Chen moved to Shanghai in 1946 shortly after the end of the Japanese occupation of the city when the Second Sino-Japanese War (1937-1945) drew to a close with the defeat of Japan in WWII. China resumed the unresolved civil war between the Nationalist Party (GMD) and the Chinese Communist Party (CCP). (The CCP would finally prevail against the GMD in 1949).  Although Shanghai was controlled by the GMD in 1946, when Chen published her first essay on Baudelaire,  “Baudelaire and the Cat” (波德莱尔与猫), the CCP’s influence dominated the intellectual underground and championed a political realist-inspired poetics dubbed the “People’s Poetry” that was supposed to appeal to the masses. Baudelaire’s bourgeois poetry was not considered appropriate and Chen faced grave criticism from an all-male community of literary critics for translating a decadent Western poet.

In her essay, Chen characterizes Baudelaire as a poet who feels equal empathy for all things,  especially “minor and small things,” which “he painted . . . with a layer of miraculous radiance.” Intellectuals in China had been drawn to Social Darwinism from early twentieth century. Chen pointed to the savagery of the war to refute the theory, arguing shocking cruelty towards their own kind and other creatures proved that humans had not evolved as a species. In Baudelaire’s deceptively simple invocations of everyday things, Chen argued that he created images infused with the unpretentious feeling of lived experience and empathy for the poor and the marginalized, precisely because he had written from the point of view of his own experiences of suffering.

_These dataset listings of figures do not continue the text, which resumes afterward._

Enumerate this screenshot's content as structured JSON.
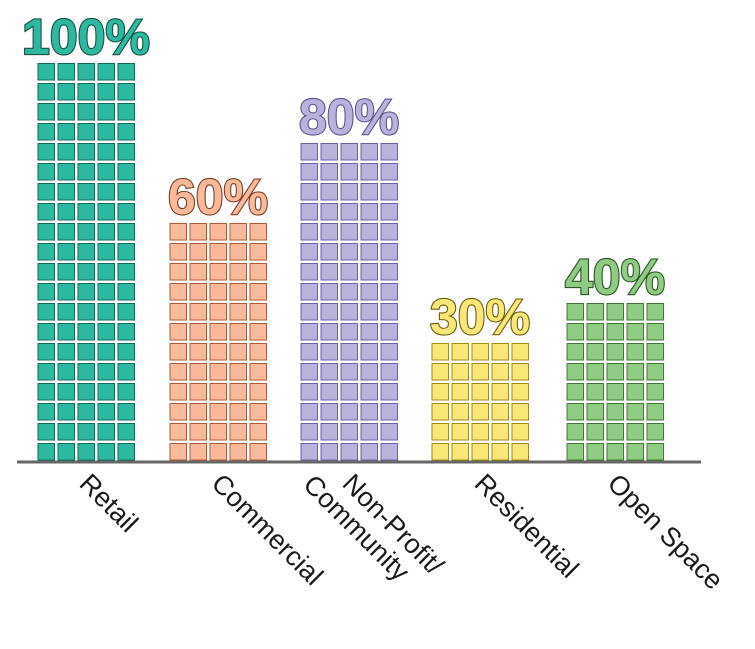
{
  "chart_data": {
    "type": "bar",
    "categories": [
      [
        "Retail"
      ],
      [
        "Commercial"
      ],
      [
        "Non-Profit/",
        "Community"
      ],
      [
        "Residential"
      ],
      [
        "Open Space"
      ]
    ],
    "values": [
      100,
      60,
      80,
      30,
      40
    ],
    "value_labels": [
      "100%",
      "60%",
      "80%",
      "30%",
      "40%"
    ],
    "unit": "%",
    "ylim": [
      0,
      100
    ],
    "grid": false,
    "legend": "none",
    "colors": {
      "fill": [
        "#2db8a0",
        "#f9b99a",
        "#b8b2dc",
        "#fae77a",
        "#8fcb82"
      ],
      "stroke": [
        "#0f6e5e",
        "#b25a35",
        "#6a61a3",
        "#a38b0e",
        "#3d7a32"
      ],
      "label_fill": [
        "#2db8a0",
        "#f9b99a",
        "#b8b2dc",
        "#fae77a",
        "#8fcb82"
      ],
      "label_stroke": [
        "#1c4f45",
        "#7a3f26",
        "#5d578c",
        "#6e5d08",
        "#2d5426"
      ],
      "axis": "#666666"
    }
  }
}
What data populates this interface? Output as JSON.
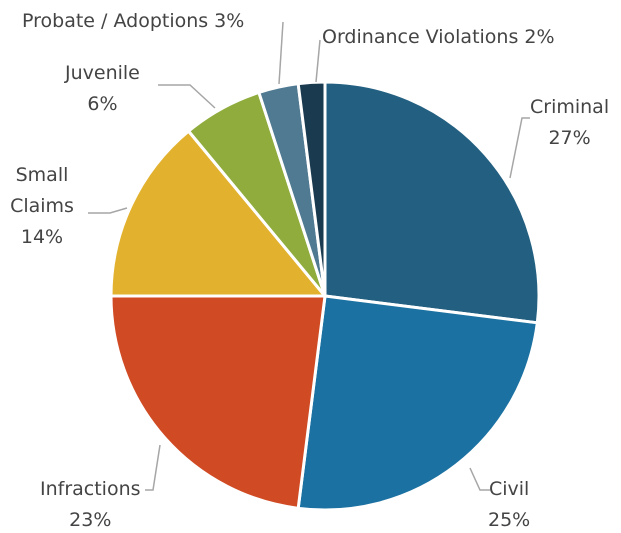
{
  "chart_data": {
    "type": "pie",
    "categories": [
      "Criminal",
      "Civil",
      "Infractions",
      "Small Claims",
      "Juvenile",
      "Probate / Adoptions",
      "Ordinance Violations"
    ],
    "values": [
      27,
      25,
      23,
      14,
      6,
      3,
      2
    ],
    "value_labels": [
      "27%",
      "25%",
      "23%",
      "14%",
      "6%",
      "3%",
      "2%"
    ],
    "colors": [
      "#225f80",
      "#1b71a1",
      "#d04a23",
      "#e2b22f",
      "#8fac3d",
      "#507a92",
      "#1a3a4f"
    ]
  }
}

In response to her critics, Chen published another essay in 1947, “On My Poetry and Poetry Translation” (我的诗和译诗) in which she foregrounded her identity as a woman, associating her individual suffering with the universal oppression of women and other injustices. This was a bold stand to take considering many male intellectuals’ confident assertions that women’s equality in China had been achieved or was included in the discourses of class, revolution and national survival. In the essay Chen sketched out what Liansu Meng described as eco-feminism avant la lettre, a poetics that emphasizes the interconnection and co-existence of all living things and advocates for a wide spectrum of empathy that spans across such categories as class, gender, age, physical ability, and extends to animals and the natural environment.  Chen addressed the issue of gender relations head-on, arguing that again and again women demonstrated their strength, resourcefulness, and empathy in the face of unspeakable challenges, their resilience and compassion offering its own testimony about the range of women’s agency.  In her talk, Meng characterized Chen’s interpretations of Baudelaire as eco-feminist also because Baudelaire’s symbolically-saturated landscapes, their startling juxtapositions of life, death, suffering and decay, pointed towards a new poetics that she drew on in her own poetry to describe landscapes that had been desecrated by war. Meng argued that “the endless oppression of Chinese women enabled them to urgently and sensitively critique this and other injustices in the world—a view which echoes Chen’s reading of Baudelaire’s poetics.”  In this way, Professor Meng concluded, Chen made the case for women’s agency and their empathy that was born from their gendered experience of suffering.